The set of all clines is a minimally invariant set of Möbius Geometry (Theorems 3.4.5 and Theorem 3.4.15).
The cross ratio is an invariant of Möbius Geometry (Theorem 3.4.12).
Angle measure is an invariant of Möbius Geometry (Theorem 3.4.5).
Any transformation in M is uniquely determined by the image of three points.
If T in M is not the identity map, then T fixes exactly 1 or 2 points.
Möbius transformations preserve symmetry points.
Exercises Exercises
1.
Which figures in Figure 4.2.2 are congruent in (C+,M).
\(A \cong F\text{;}\) \(B \cong G\text{;}\) \(C \cong E\text{.}\)
2.
Describe a minimally invariant set in (C+,M) containing the “triangle” comprised of the three vertices 0, 1, and i and the three Euclidean line segments connecting them. Be as specific as possible about the members of this set.
3.
Suppose p and q are distinct, finite points in C+. Let G consist of all elliptic Möbius transformations that fix p and q. We consider the geometry (C+,G).

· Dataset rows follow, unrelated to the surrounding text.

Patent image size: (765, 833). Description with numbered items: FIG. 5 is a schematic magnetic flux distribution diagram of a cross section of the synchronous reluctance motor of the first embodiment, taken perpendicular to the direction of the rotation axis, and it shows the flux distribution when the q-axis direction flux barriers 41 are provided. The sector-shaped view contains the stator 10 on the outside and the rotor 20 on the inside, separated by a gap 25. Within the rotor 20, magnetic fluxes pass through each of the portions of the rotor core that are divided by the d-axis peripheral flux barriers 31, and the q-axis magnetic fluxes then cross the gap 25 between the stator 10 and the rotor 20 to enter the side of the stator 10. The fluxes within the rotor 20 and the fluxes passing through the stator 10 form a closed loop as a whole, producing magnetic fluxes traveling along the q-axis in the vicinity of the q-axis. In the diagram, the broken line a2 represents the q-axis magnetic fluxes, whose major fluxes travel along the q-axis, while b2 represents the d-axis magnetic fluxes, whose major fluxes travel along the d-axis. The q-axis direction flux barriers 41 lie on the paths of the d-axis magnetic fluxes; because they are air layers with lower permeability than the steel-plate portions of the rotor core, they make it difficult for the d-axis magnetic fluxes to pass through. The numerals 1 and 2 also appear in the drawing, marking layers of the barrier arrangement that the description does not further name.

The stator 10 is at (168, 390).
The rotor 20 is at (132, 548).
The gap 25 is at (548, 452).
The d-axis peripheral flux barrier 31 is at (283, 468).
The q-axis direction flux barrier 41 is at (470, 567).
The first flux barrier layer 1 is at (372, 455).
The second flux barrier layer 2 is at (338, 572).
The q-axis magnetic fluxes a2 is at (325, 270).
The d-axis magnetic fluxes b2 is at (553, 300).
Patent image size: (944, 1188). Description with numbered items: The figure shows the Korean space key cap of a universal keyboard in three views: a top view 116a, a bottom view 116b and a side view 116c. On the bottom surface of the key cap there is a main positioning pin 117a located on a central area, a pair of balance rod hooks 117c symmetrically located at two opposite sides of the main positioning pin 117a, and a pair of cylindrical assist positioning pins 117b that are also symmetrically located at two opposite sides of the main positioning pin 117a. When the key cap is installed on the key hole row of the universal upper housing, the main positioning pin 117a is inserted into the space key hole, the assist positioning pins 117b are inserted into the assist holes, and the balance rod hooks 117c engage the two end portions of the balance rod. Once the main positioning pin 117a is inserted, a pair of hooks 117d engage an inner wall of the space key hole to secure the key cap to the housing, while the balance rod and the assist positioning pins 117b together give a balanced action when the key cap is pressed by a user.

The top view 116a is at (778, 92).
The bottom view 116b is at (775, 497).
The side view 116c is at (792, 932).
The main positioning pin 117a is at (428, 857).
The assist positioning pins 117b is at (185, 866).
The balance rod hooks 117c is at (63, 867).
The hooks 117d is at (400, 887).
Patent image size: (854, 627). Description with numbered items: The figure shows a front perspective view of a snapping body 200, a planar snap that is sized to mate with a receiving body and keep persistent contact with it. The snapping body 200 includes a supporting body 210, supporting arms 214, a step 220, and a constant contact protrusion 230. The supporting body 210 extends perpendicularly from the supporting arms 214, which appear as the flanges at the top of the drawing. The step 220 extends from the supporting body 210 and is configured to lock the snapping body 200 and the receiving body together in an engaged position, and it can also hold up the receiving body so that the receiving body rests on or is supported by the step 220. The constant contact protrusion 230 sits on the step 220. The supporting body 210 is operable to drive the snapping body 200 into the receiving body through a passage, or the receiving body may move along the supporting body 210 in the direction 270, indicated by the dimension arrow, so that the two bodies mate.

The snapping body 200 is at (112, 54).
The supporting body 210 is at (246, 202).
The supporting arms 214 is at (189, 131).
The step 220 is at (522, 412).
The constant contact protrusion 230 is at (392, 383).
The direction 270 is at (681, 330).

- Show that G is a group of transformations.
- Determine a minimally invariant set in (C+,G) that contains the Euclidean line through p and q.
- Determine a minimally invariant set in (C+,G) that contains the perpendicular bisector of segment pq.
- For any point z≠p,q in C+, characterize all points in C+ congruent to z.
- Is (C+,G) homogeneous?
4.
Repeat the previous exercise for the set G consisting of all hyperbolic Möbius transformations that fix p and q.